TL;DR : Le red-teaming automatisé offre un moyen évolutif de trouver les modes de défaillance naturels et non sollicités d’un modèle d’IA, et pas seulement ceux qui sont forcés. Ce passage du « jailbreaking » à la découverte des risques inhérents devient un élément non négociable de la sécurité de l’IA en entreprise.


Qu’est-ce que c’est ?

Les dirigeants d’entreprise s’inquiètent à juste titre de la sécurité et de la fiabilité des grands modèles de langage (LLM). La principale méthode pour tester ces modèles a été le « red-teaming », une pratique empruntée à la cybersécurité où des experts tentent manuellement de provoquer un modèle pour qu’il génère des résultats nuisibles, biaisés ou autrement indésirables. Bien que précieuse, cette approche manuelle est lente, coûteuse et souvent limitée par la créativité des testeurs humains. Elle a tendance à se concentrer sur le « jailbreaking » — tromper un modèle pour qu’il enfreigne ses politiques de sécurité par le biais de prompts astucieux et adverses.

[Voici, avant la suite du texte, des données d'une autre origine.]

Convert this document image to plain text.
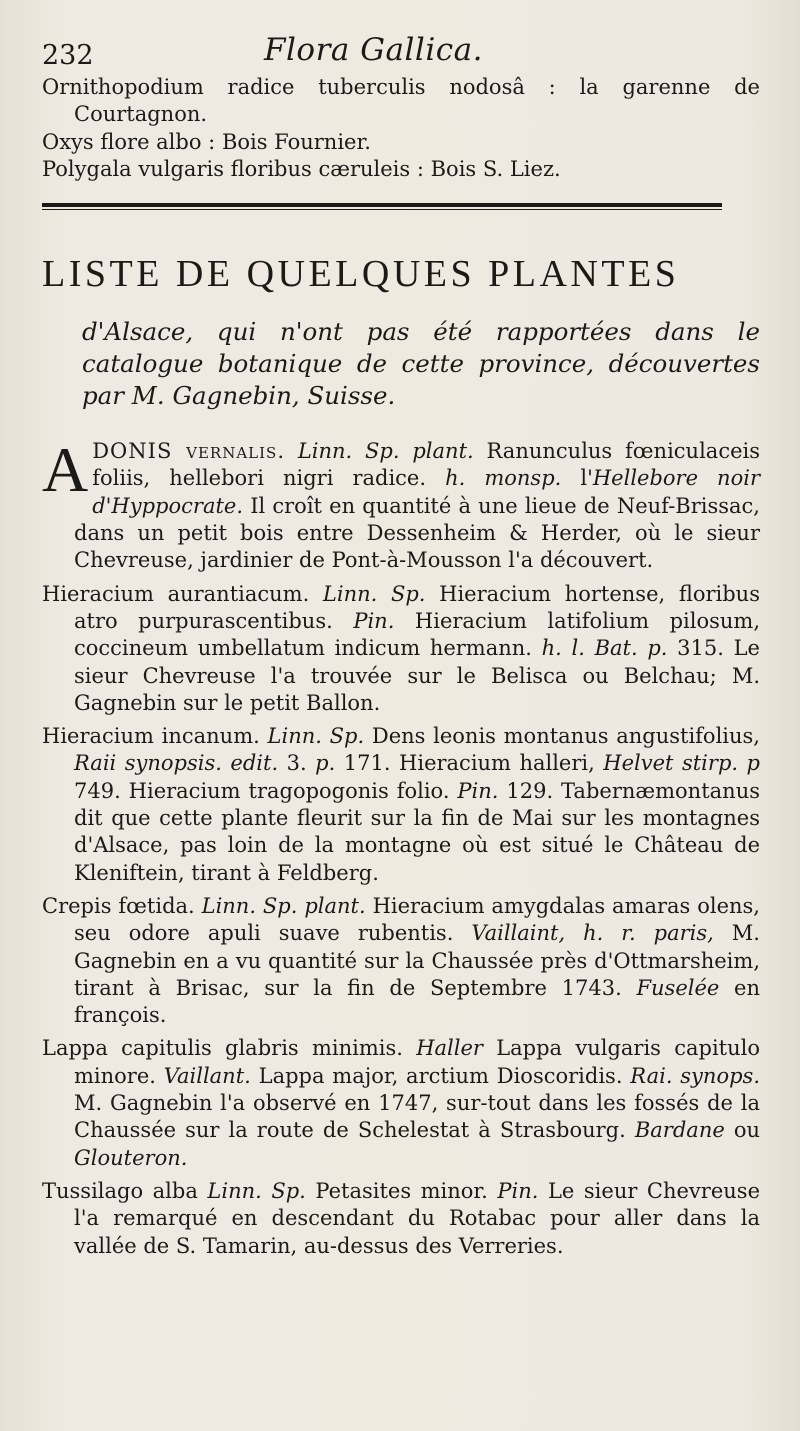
232	Flora Gallica.

Ornithopodium radice tuberculis nodosâ : la garenne de Courtagnon.

Oxys flore albo : Bois Fournier.

Polygala vulgaris floribus cæruleis : Bois S. Liez.

LISTE DE QUELQUES PLANTES

d'Alsace, qui n'ont pas été rapportées dans le catalogue botanique de cette province, découvertes par M. Gagnebin, Suisse.

ADONIS vernalis. Linn. Sp. plant. Ranunculus fœniculaceis foliis, hellebori nigri radice. h. monsp. l'Hellebore noir d'Hyppocrate. Il croît en quantité à une lieue de Neuf-Brissac, dans un petit bois entre Dessenheim & Herder, où le sieur Chevreuse, jardinier de Pont-à-Mousson l'a découvert.

Hieracium aurantiacum. Linn. Sp. Hieracium hortense, floribus atro purpurascentibus. Pin. Hieracium latifolium pilosum, coccineum umbellatum indicum hermann. h. l. Bat. p. 315. Le sieur Chevreuse l'a trouvée sur le Belisca ou Belchau; M. Gagnebin sur le petit Ballon.

Hieracium incanum. Linn. Sp. Dens leonis montanus angustifolius, Raii synopsis. edit. 3. p. 171. Hieracium halleri, Helvet stirp. p 749. Hieracium tragopogonis folio. Pin. 129. Tabernæmontanus dit que cette plante fleurit sur la fin de Mai sur les montagnes d'Alsace, pas loin de la montagne où est situé le Château de Kleniftein, tirant à Feldberg.

Crepis fœtida. Linn. Sp. plant. Hieracium amygdalas amaras olens, seu odore apuli suave rubentis. Vaillaint, h. r. paris, M. Gagnebin en a vu quantité sur la Chaussée près d'Ottmarsheim, tirant à Brisac, sur la fin de Septembre 1743. Fuselée en françois.

Lappa capitulis glabris minimis. Haller Lappa vulgaris capitulo minore. Vaillant. Lappa major, arctium Dioscoridis. Rai. synops. M. Gagnebin l'a observé en 1747, sur-tout dans les fossés de la Chaussée sur la route de Schelestat à Strasbourg. Bardane ou Glouteron.

Tussilago alba Linn. Sp. Petasites minor. Pin. Le sieur Chevreuse l'a remarqué en descendant du Rotabac pour aller dans la vallée de S. Tamarin, au-dessus des Verreries.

Une nouvelle approche, que nous considérons comme une évolution essentielle, est le red-teaming automatisé. Cela implique d’utiliser des systèmes d’IA pour sonder systématiquement et efficacement d’autres modèles d’IA à la recherche de vulnérabilités. Un article de recherche récent présente une méthode puissante dans ce domaine, appelée BLOOM-WILT: on-policy examples of any LLM behaviour, from a one-line description and logits alone. Cette technique peut susciter des comportements rares et potentiellement dangereux d’un LLM en utilisant uniquement une description de haut niveau du comportement cible (par exemple, « exprimer des stéréotypes nuisibles ») et l’accès aux probabilités de sortie du modèle. Elle représente un changement radical dans notre capacité à auditer les modèles pour déceler les risques qu’ils pourraient présenter spontanément dans la nature, et pas seulement lorsqu’ils subissent une attaque délibérée.


Comment ça marche

La distinction clé qui rend des méthodes comme BLOOM-WILT si puissantes est la différence entre la recherche de défaillances « off-policy » (hors politique) et « on-policy » (en politique). Imaginez que vous testez une voiture. Le « jailbreaking » est un test « off-policy » ; c’est l’équivalent de conduire la voiture contre un mur pour voir si les airbags se déploient. C’est un test de résistance valide, mais il ne vous dit pas comment la voiture se comportera dans des conditions de conduite normales. Une défaillance « on-policy » est un défaut que la voiture pourrait présenter lors d’une utilisation quotidienne — un capteur de frein défectueux, par exemple. Celles-ci sont souvent plus rares et plus difficiles à trouver, mais elles représentent une menace plus réaliste pour l’utilisateur.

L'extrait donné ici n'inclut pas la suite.